Ссору начал Олаф Эриксон. Он подшучивал над Граймсом в своей дубовой скандинавской манере, но тот предпочитал не обращать внимания, и это злило Эриксона. Вскоре Олаф отпустил довольно грубую шуточку о неотесанных горцах, и тогда Граймс впервые обернулся и посмотрел на него в упор. Внешне он не дрогнул, но что-то в нем определенно изменилось. В кубрике вдруг воцарилась тишина. Улыбка слиняла с лица Олафа, он покраснел и выпучил зенки.
Граймс неторопливо поднялся и сказал: “Встань!”

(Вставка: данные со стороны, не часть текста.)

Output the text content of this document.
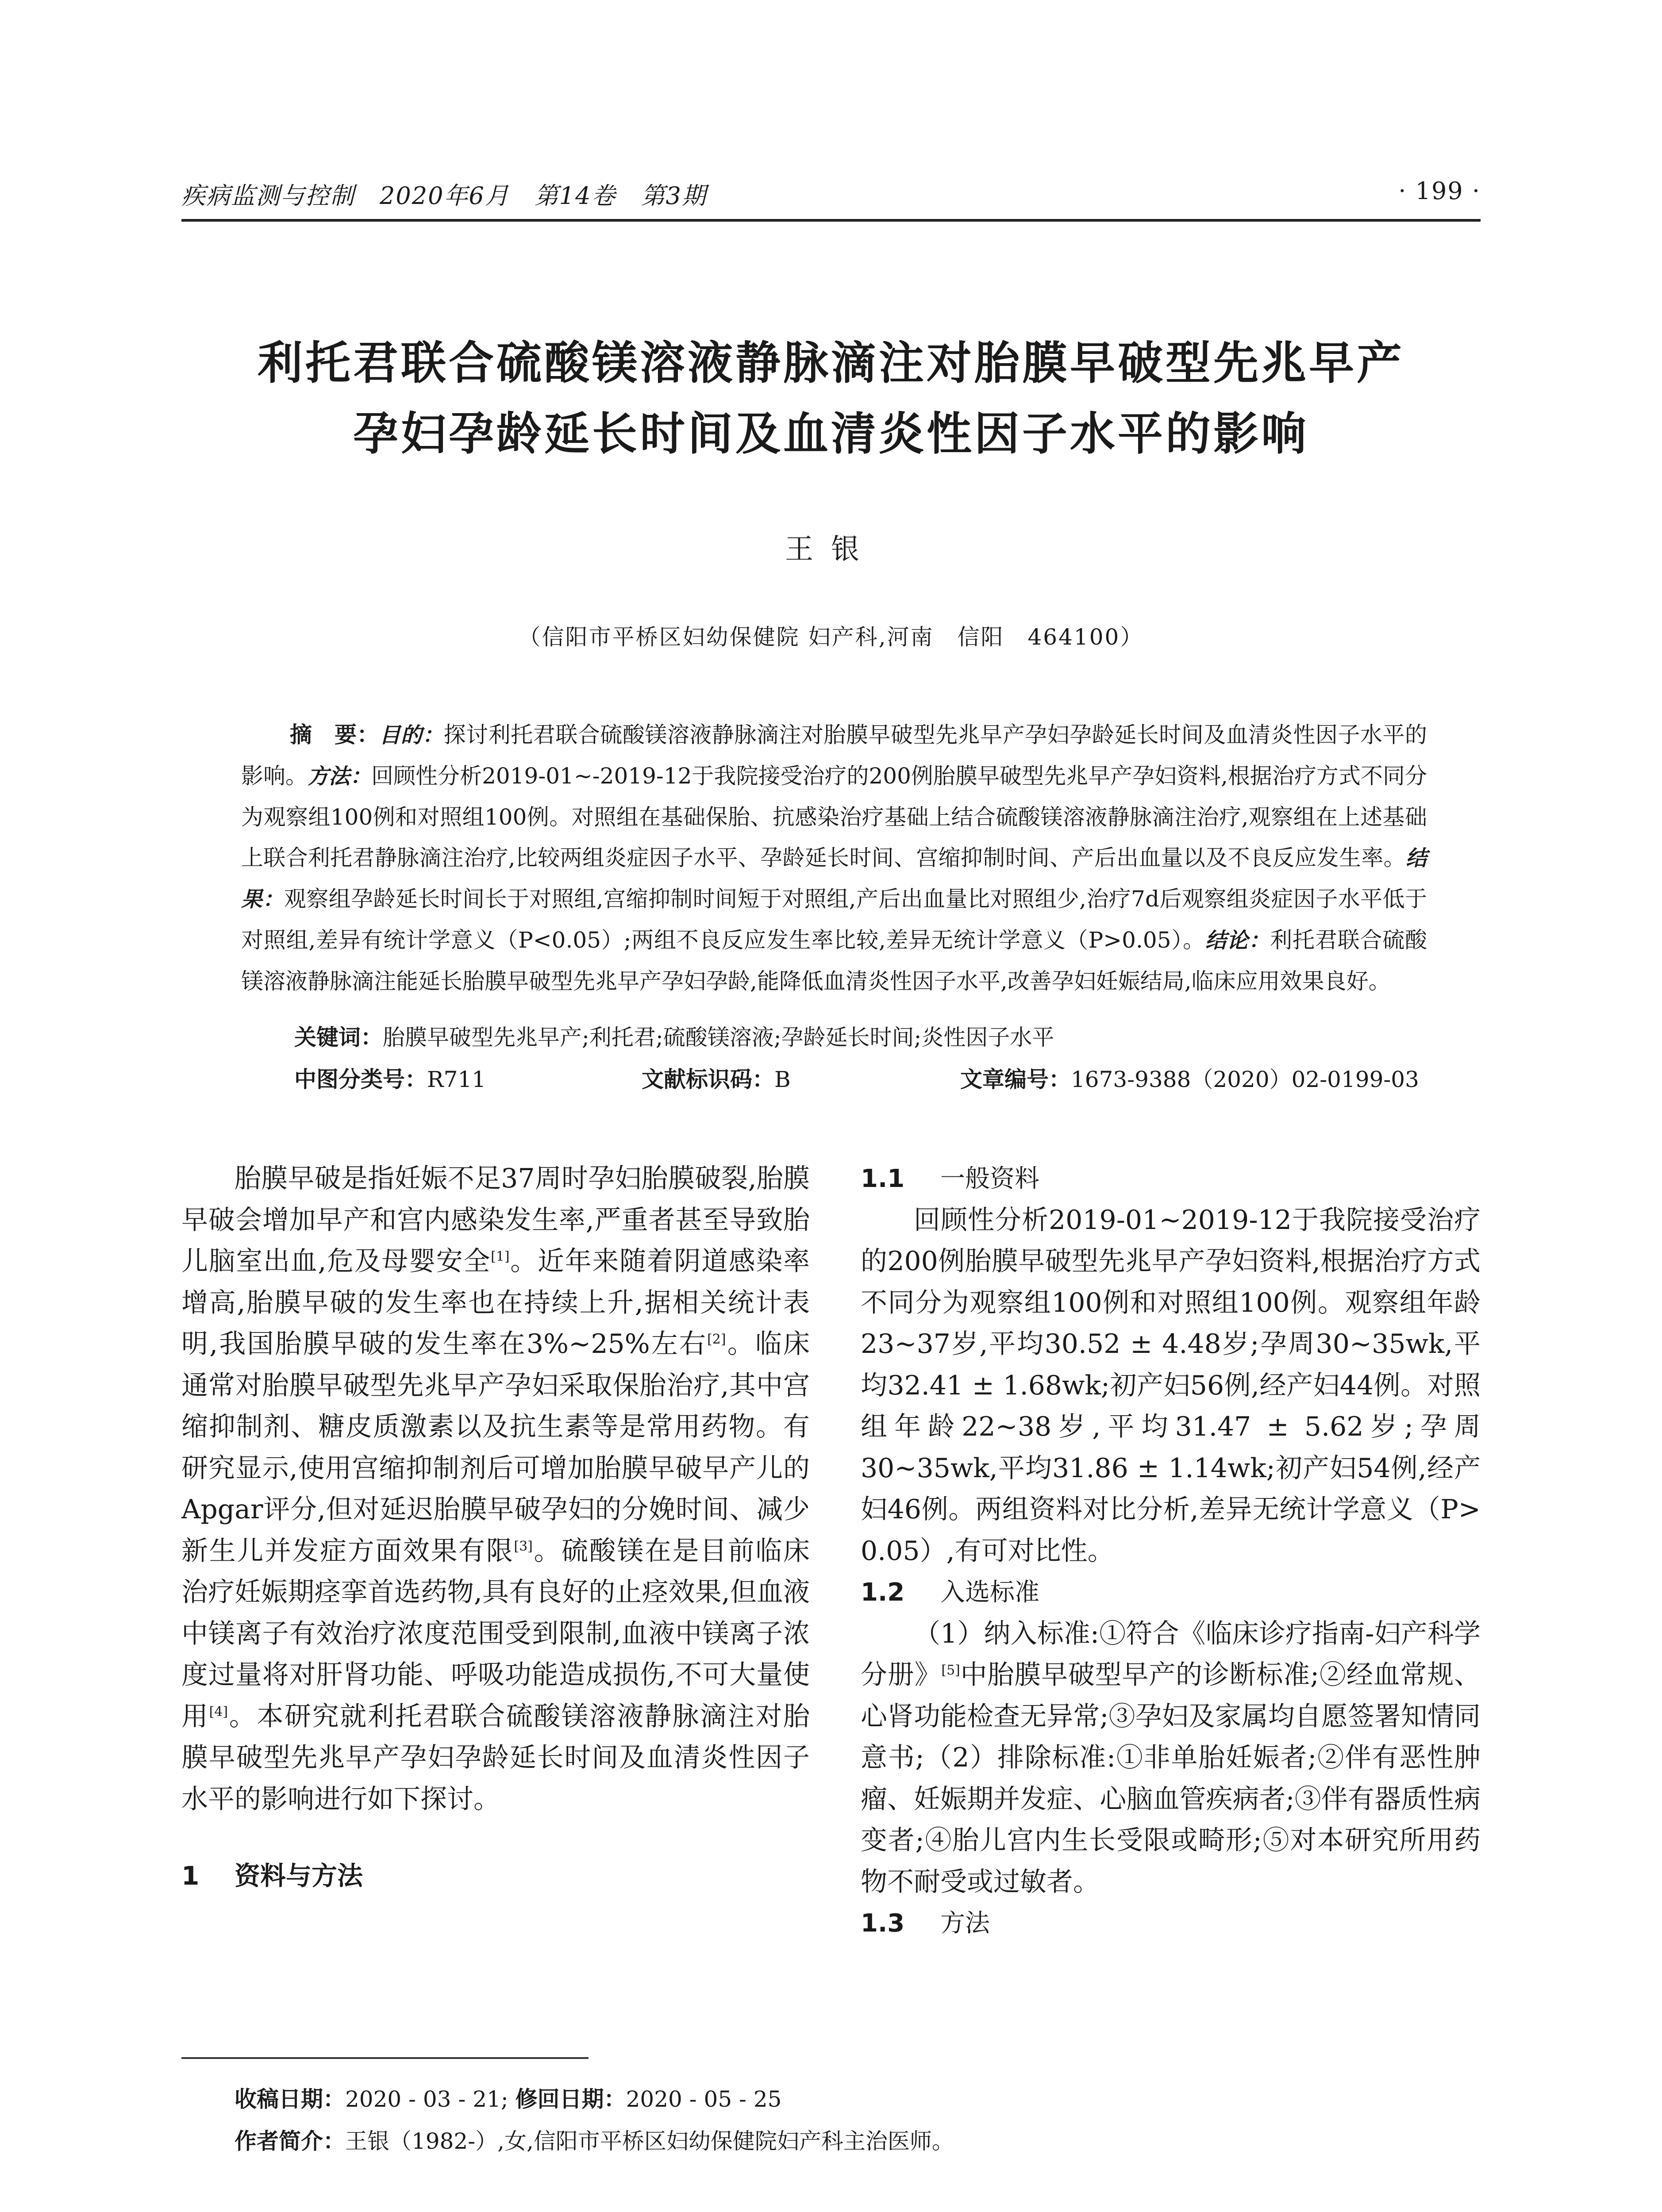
疾病监测与控制　2020年6月　第14卷　第3期	· 199 ·
利托君联合硫酸镁溶液静脉滴注对胎膜早破型先兆早产
孕妇孕龄延长时间及血清炎性因子水平的影响
王银
（信阳市平桥区妇幼保健院 妇产科,河南　信阳　464100）
摘　要：目的：探讨利托君联合硫酸镁溶液静脉滴注对胎膜早破型先兆早产孕妇孕龄延长时间及血清炎性因子水平的影响。方法：回顾性分析2019-01~-2019-12于我院接受治疗的200例胎膜早破型先兆早产孕妇资料,根据治疗方式不同分为观察组100例和对照组100例。对照组在基础保胎、抗感染治疗基础上结合硫酸镁溶液静脉滴注治疗,观察组在上述基础上联合利托君静脉滴注治疗,比较两组炎症因子水平、孕龄延长时间、宫缩抑制时间、产后出血量以及不良反应发生率。结果：观察组孕龄延长时间长于对照组,宫缩抑制时间短于对照组,产后出血量比对照组少,治疗7d后观察组炎症因子水平低于对照组,差异有统计学意义（P<0.05）;两组不良反应发生率比较,差异无统计学意义（P>0.05）。结论：利托君联合硫酸镁溶液静脉滴注能延长胎膜早破型先兆早产孕妇孕龄,能降低血清炎性因子水平,改善孕妇妊娠结局,临床应用效果良好。
关键词：胎膜早破型先兆早产;利托君;硫酸镁溶液;孕龄延长时间;炎性因子水平
中图分类号：R711	文献标识码：B	文章编号：1673-9388（2020）02-0199-03

胎膜早破是指妊娠不足37周时孕妇胎膜破裂,胎膜早破会增加早产和宫内感染发生率,严重者甚至导致胎儿脑室出血,危及母婴安全[1]。近年来随着阴道感染率增高,胎膜早破的发生率也在持续上升,据相关统计表明,我国胎膜早破的发生率在3%~25%左右[2]。临床通常对胎膜早破型先兆早产孕妇采取保胎治疗,其中宫缩抑制剂、糖皮质激素以及抗生素等是常用药物。有研究显示,使用宫缩抑制剂后可增加胎膜早破早产儿的Apgar评分,但对延迟胎膜早破孕妇的分娩时间、减少新生儿并发症方面效果有限[3]。硫酸镁在是目前临床治疗妊娠期痉挛首选药物,具有良好的止痉效果,但血液中镁离子有效治疗浓度范围受到限制,血液中镁离子浓度过量将对肝肾功能、呼吸功能造成损伤,不可大量使用[4]。本研究就利托君联合硫酸镁溶液静脉滴注对胎膜早破型先兆早产孕妇孕龄延长时间及血清炎性因子水平的影响进行如下探讨。

1 资料与方法
1.1 一般资料

回顾性分析2019-01~2019-12于我院接受治疗的200例胎膜早破型先兆早产孕妇资料,根据治疗方式不同分为观察组100例和对照组100例。观察组年龄23~37岁,平均30.52 ± 4.48岁;孕周30~35wk,平均32.41 ± 1.68wk;初产妇56例,经产妇44例。对照组年龄22~38岁,平均31.47 ± 5.62岁;孕周30~35wk,平均31.86 ± 1.14wk;初产妇54例,经产妇46例。两组资料对比分析,差异无统计学意义（P> 0.05）,有可对比性。

1.2 入选标准

（1）纳入标准:①符合《临床诊疗指南-妇产科学分册》[5]中胎膜早破型早产的诊断标准;②经血常规、心肾功能检查无异常;③孕妇及家属均自愿签署知情同意书;（2）排除标准:①非单胎妊娠者;②伴有恶性肿瘤、妊娠期并发症、心脑血管疾病者;③伴有器质性病变者;④胎儿宫内生长受限或畸形;⑤对本研究所用药物不耐受或过敏者。

1.3 方法
收稿日期：2020 - 03 - 21; 修回日期：2020 - 05 - 25
作者简介：王银（1982-）,女,信阳市平桥区妇幼保健院妇产科主治医师。
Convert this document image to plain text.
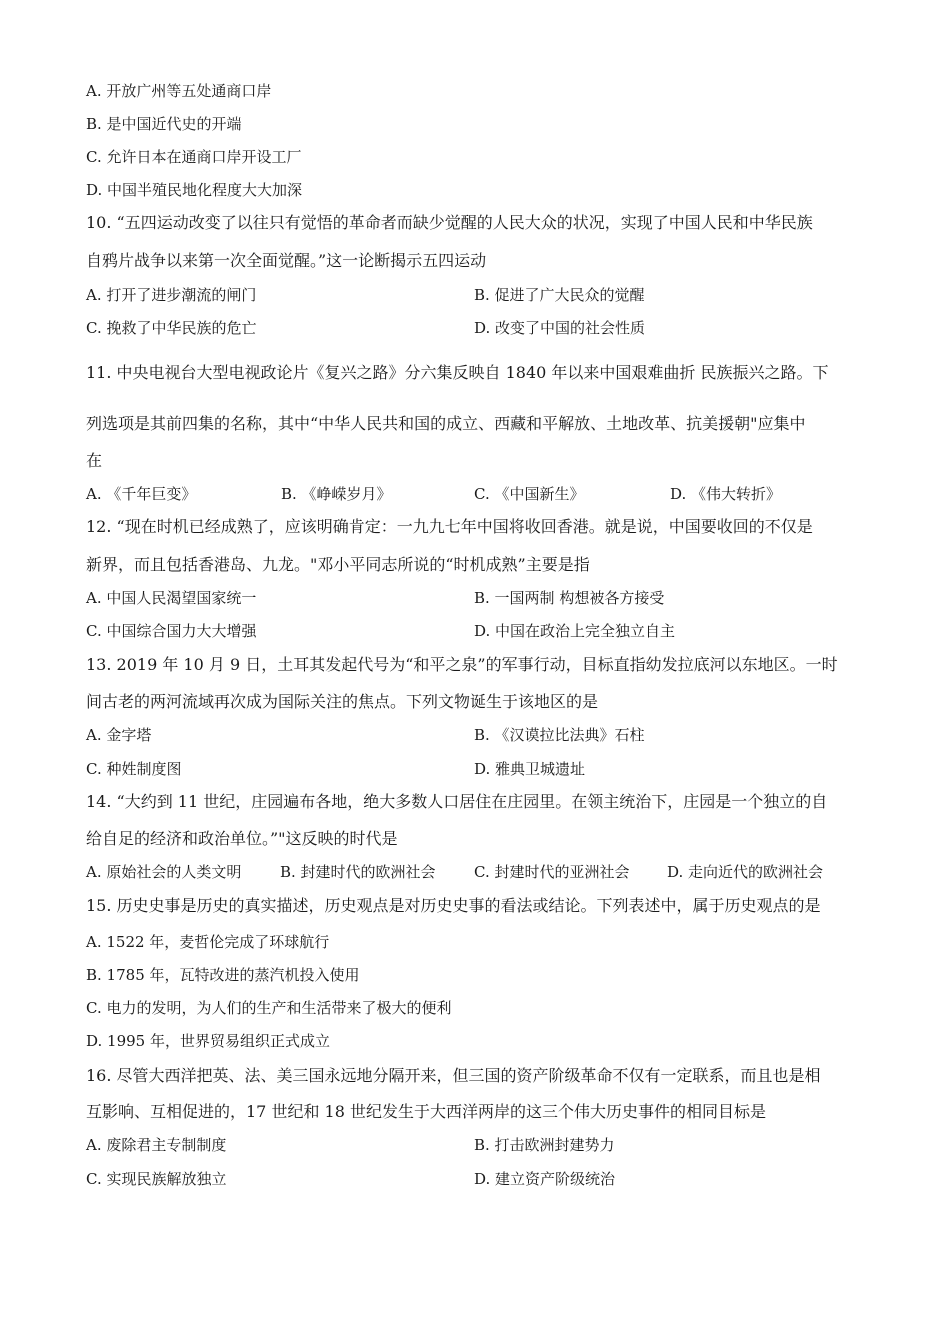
A. 开放广州等五处通商口岸
B. 是中国近代史的开端
C. 允许日本在通商口岸开设工厂
D. 中国半殖民地化程度大大加深
10. “五四运动改变了以往只有觉悟的革命者而缺少觉醒的人民大众的状况，实现了中国人民和中华民族
自鸦片战争以来第一次全面觉醒。”这一论断揭示五四运动
A. 打开了进步潮流的闸门	B. 促进了广大民众的觉醒
C. 挽救了中华民族的危亡	D. 改变了中国的社会性质
11. 中央电视台大型电视政论片《复兴之路》分六集反映自 1840 年以来中国艰难曲折 民族振兴之路。下
列选项是其前四集的名称，其中“中华人民共和国的成立、西藏和平解放、土地改革、抗美援朝"应集中
在
A. 《千年巨变》	B. 《峥嵘岁月》	C. 《中国新生》	D. 《伟大转折》
12. “现在时机已经成熟了，应该明确肯定：一九九七年中国将收回香港。就是说，中国要收回的不仅是
新界，而且包括香港岛、九龙。"邓小平同志所说的“时机成熟”主要是指
A. 中国人民渴望国家统一	B. 一国两制 构想被各方接受
C. 中国综合国力大大增强	D. 中国在政治上完全独立自主
13. 2019 年 10 月 9 日，土耳其发起代号为“和平之泉”的军事行动，目标直指幼发拉底河以东地区。一时
间古老的两河流域再次成为国际关注的焦点。下列文物诞生于该地区的是
A. 金字塔	B. 《汉谟拉比法典》石柱
C. 种姓制度图	D. 雅典卫城遗址
14. “大约到 11 世纪，庄园遍布各地，绝大多数人口居住在庄园里。在领主统治下，庄园是一个独立的自
给自足的经济和政治单位。”"这反映的时代是
A. 原始社会的人类文明	B. 封建时代的欧洲社会	C. 封建时代的亚洲社会	D. 走向近代的欧洲社会
15. 历史史事是历史的真实描述，历史观点是对历史史事的看法或结论。下列表述中，属于历史观点的是
A. 1522 年，麦哲伦完成了环球航行
B. 1785 年，瓦特改进的蒸汽机投入使用
C. 电力的发明，为人们的生产和生活带来了极大的便利
D. 1995 年，世界贸易组织正式成立
16. 尽管大西洋把英、法、美三国永远地分隔开来，但三国的资产阶级革命不仅有一定联系，而且也是相
互影响、互相促进的，17 世纪和 18 世纪发生于大西洋两岸的这三个伟大历史事件的相同目标是
A. 废除君主专制制度	B. 打击欧洲封建势力
C. 实现民族解放独立	D. 建立资产阶级统治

Это простое словечко заключало в себе целую гамму эмоций. Олаф взревел и едва успел поднять кулаки, как Джон шагнул вперед и его длинная правая метнулась от плеча наподобие тарана. Послышался треск, будто не выдержал рангоут, и длинная желтая грива Олафа встопорщилась. Здоровенный швед пролетел по всему кубрику, брякнулся и остался лежать неподвижно.